Margit Hufnagel: Aber ist Russland überhaupt am Frieden interessiert oder möchte Putin lieber erst einmal seine territorialen Ansprüche befriedigen?
Gernot Erler: Wir hören jeden Tag Bekundungen, dass man an einer friedlichen Lösung interessiert sei. Im Moment berichten uns die professionellen OSZE-Beobachter von Rückflussbewegungen schwerer Waffen. Daraus erwachsen Hoffnungen und Erwartungen, die aber schon morgen wieder enttäuscht werden können. Das ist leider unsere Erfahrung mit diesem Konflikt.
Margit Hufnagel: Alles liegt in Putins Hand. Es sind zwar drei Verhandlungspartner am Tisch, Ukraine, Europa und Russland – aber es hängt alles vom Handeln Russlands ab.
Gernot Erler: Ja, die sogenannte Eskalationsdominanz liegt eindeutig auf der russischen Seite. Die EU kann sich auf eine politische Lösung festlegen, aber Wladimir Putin hat es in der Hand, seine Schützlinge unter den Separatisten dazu zu bewegen, wieder militärisch vorzugehen. Das haben wir mehrfach erlebt in der Vergangenheit. Diese Eskalationsdominanz macht die westliche Seite ein Stück weit abhängig von einem konstruktiven Verhalten der russischen Führung. Trotzdem bin ich froh, dass die Bundeskanzlerin und der deutsche Außenminister mehrfach betont haben, dass es keine militärische Alternative gibt. In Wirklichkeit besteht die ohnehin nicht, Putin würde durchaus bis zum offenen militärischen Eingreifen gehen, wenn die Gefahr bestünde, dass die Separatisten von der ukrainischen Armee besiegt werden. Am Ende hätten wir einen klassischen Krieg, der keinen Sieger haben kann. Russland kann jederzeit bestimmen, ob die Situation eskaliert oder deeskaliert.

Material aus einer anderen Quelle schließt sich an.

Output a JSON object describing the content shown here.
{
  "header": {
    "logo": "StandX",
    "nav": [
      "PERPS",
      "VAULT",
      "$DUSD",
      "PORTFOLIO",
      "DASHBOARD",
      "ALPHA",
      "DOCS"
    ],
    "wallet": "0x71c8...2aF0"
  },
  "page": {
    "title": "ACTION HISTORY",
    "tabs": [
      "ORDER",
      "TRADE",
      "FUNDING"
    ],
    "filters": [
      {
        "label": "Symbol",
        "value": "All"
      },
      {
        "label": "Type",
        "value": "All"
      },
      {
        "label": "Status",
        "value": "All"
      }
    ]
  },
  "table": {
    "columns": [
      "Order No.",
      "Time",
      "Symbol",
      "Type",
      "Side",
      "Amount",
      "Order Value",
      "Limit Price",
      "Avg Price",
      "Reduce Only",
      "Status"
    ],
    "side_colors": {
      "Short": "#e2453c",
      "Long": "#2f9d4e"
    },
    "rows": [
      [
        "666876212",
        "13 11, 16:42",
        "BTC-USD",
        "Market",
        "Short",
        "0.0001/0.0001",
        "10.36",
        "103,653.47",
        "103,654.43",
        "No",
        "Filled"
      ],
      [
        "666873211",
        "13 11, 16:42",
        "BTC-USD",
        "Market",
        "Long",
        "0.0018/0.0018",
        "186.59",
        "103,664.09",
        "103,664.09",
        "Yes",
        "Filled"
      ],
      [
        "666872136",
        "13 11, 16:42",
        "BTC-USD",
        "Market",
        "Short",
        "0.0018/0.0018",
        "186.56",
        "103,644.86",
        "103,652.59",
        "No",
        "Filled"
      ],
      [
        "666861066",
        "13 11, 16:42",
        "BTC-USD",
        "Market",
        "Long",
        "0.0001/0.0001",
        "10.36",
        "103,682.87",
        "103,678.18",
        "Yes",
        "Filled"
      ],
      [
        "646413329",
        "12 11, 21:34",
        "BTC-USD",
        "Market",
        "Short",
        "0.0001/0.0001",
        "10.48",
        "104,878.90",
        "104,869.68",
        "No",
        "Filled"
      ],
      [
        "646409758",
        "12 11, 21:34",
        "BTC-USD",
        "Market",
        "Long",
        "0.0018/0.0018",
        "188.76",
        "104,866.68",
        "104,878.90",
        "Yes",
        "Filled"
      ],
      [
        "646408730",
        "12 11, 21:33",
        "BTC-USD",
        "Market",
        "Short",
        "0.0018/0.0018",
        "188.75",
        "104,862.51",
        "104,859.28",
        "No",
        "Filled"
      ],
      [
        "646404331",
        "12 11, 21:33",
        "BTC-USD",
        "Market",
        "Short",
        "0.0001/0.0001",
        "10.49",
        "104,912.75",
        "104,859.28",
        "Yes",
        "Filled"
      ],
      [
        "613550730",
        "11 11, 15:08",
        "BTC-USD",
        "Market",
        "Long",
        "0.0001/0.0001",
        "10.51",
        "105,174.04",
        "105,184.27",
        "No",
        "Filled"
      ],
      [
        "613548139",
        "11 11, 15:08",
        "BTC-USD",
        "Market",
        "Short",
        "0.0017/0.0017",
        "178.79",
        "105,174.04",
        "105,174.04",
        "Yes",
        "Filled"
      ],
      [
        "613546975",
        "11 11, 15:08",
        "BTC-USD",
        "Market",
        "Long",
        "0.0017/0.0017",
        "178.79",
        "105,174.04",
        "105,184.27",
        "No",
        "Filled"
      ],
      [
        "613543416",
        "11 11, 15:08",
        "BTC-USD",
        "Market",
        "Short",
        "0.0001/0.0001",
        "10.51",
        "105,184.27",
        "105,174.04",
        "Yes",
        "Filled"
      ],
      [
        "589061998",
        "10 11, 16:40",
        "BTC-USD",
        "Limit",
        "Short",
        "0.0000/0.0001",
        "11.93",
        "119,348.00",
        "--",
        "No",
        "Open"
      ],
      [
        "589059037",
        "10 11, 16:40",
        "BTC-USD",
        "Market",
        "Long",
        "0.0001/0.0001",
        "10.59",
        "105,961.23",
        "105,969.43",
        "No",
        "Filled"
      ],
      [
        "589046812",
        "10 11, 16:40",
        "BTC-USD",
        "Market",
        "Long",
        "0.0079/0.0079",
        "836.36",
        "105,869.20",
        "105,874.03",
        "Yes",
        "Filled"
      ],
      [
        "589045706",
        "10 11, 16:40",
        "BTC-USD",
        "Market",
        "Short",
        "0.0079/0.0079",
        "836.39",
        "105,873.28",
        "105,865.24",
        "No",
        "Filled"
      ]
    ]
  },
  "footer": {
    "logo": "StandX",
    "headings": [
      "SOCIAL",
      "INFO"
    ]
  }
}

Margit Hufnagel: Welche Ziele hat Präsident Putin? Gibt es so etwas wie einen Masterplan?
Gernot Erler: Darüber wird viel gerätselt. Wir haben keine klare Ansage von russischer Seite, auch nicht über die Ziele in der Ost-ukraine. Das ist beunruhigend. Die russische Politik ist unkalkulierbar: Soll es noch eine Annexion geben, soll es einen Pufferstaat geben, soll es einen eingefrorenen Konflikt geben, den man zur Einflussnahme nutzen kann? Vielleicht erzeugt Wladimir Putin diese Unsicherheit des Westens sogar bewusst. Das macht die Rückkehr zu einer partnerschaftlichen Lösung des Konflikts sehr schwierig.
Margit Hufnagel: Glauben Sie, dass Deutschland und Russland jemals politische Freunde werden können?
Gernot Erler: Die Partnerschaft besteht ohnehin auf vielen Gebieten weiter – sowohl im wirtschaftlichen als auch im gesellschaftlichen Bereich. Wir haben 100 Städtepartnerschaften, 800 Hochschulpartnerschaften, den Petersburger Dialog, viele NGOs, die sich mit Russland beschäftigen. Es gibt also eine Dichte an bilateralen Aktivitäten, die in den vergangenen zweieinhalb Jahrzehnten mit Russland entstanden sind. Die möchte niemand infrage stellen. Insofern ist keineswegs schon alles verloren. Natürlich kommen immer wieder sorgenvolle Fragen: Dürfen wir das überhaupt weitermachen, passt das noch in die politische Landschaft? Wir wollen unsere Beziehungen zu Russland aber nicht abbrechen, wir wollen keine Isolierung dieses Landes. Das entspricht nicht unseren Interessen und das können wir uns auch gar nicht vorstellen. Und wir ermutigen deswegen alle Kanäle jenseits der großen Politik, diese aufrechtzuerhalten und zu nutzen, um für ein anderes politisches Verhalten in Russland zu werben. Uns geht es deshalb nicht um die Rückkehr zu einem Business as usual, sondern um das Überleben dieser intensiv gewachsenen Beziehungen, an denen sich viele Tausend Menschen auf beiden Seiten beteiligen.